Instrumentation was progressively introduced for the most common protocols over the last two years, starting with the HttpClient and following with Grpc.Net.Client (see some example from the source code).
Given the critical place Aerospike spike has in many backends, it would be more than welcome for this client to implement the Activity APIs.

How

The Activity API is quite barebone and gives a lot of freedom as to how to use them. OpenTelemetry (part of the CNCF) proposes some naming conventions, which are already widely adopted by the industry (Grpc.Net.Client uses them).

  • The base idea is to create a new Activity whenever there is an I/O (in the case of retries, it means several Activities will be created).
  • Tags must be added to add some information such as: which node was called? What kind of operation is it? What is the key? Is it the first attempt? ...
  • Activity.Current uses AsyncLocal. It's an important detail to understand how this API works under the hood
  • In case of error, the ongoing Activity state must be marked as error
  • When there is no listener, ActivitySource.StartActivity(...) will return null. That means that this won't affect performances in any way if there is no trace/listener ongoing (it will make no difference for people that don't use tracing)

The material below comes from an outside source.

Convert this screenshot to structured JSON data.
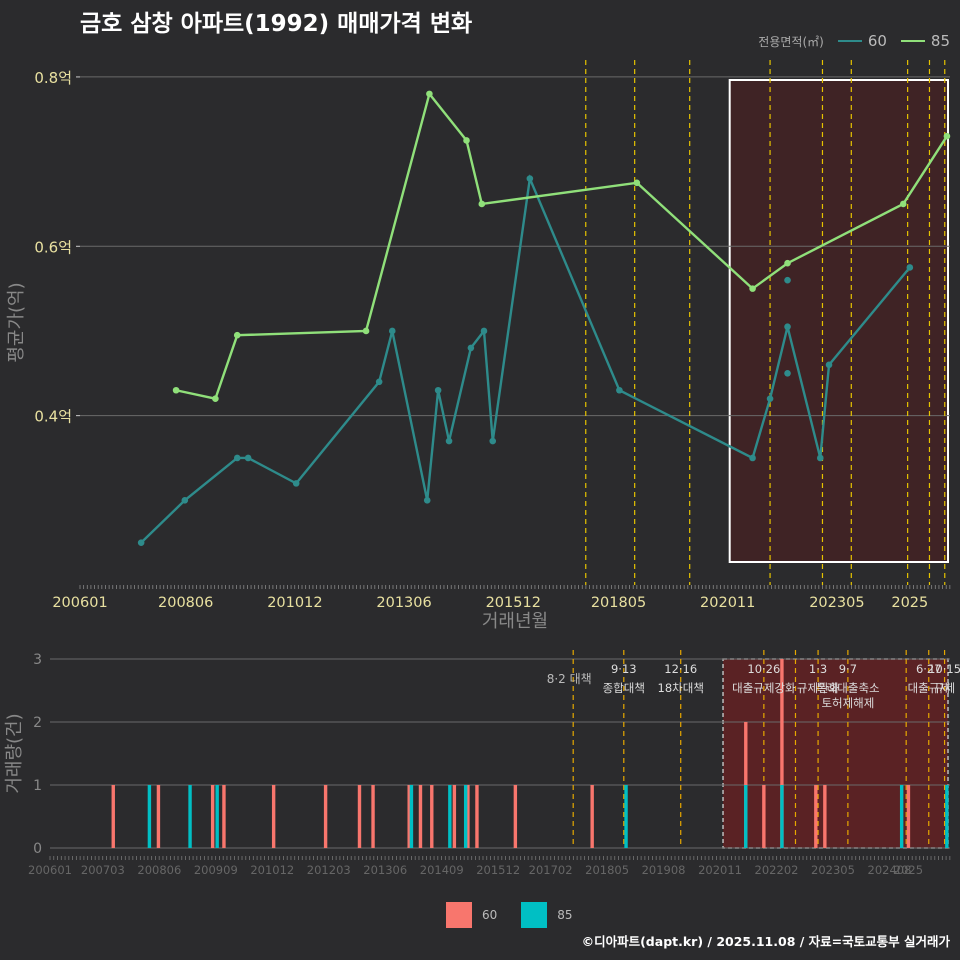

ogxd avatar Mar 29 '23 15:03 ogxd

See PR #80

ogxd avatar Mar 29 '23 15:03 ogxd

We like this idea. We will put it in our next release, pending our testing of it

shannonklaus avatar Mar 30 '23 16:03 shannonklaus

Awesome!
Here is an example of what it looks like with the PR (we have been testing this fork on our end).
image This UI is from Grafana Tempo but it would be similar in all other solutions for visualizing traces that support the OpenTelemetry semantic conventions (Datadog APM, Jaeger, LightStep, Zipkin, ...)

ogxd avatar Mar 31 '23 12:03 ogxd

That's pretty cool, any plan to include this ? @shannonklaus ?

guillaumed-unity avatar Oct 17 '23 17:10 guillaumed-unity

Yes, I am still planning on including this at some point, it has been out prioritized by other features, but it is still on my radar

shannonklaus avatar Oct 17 '23 18:10 shannonklaus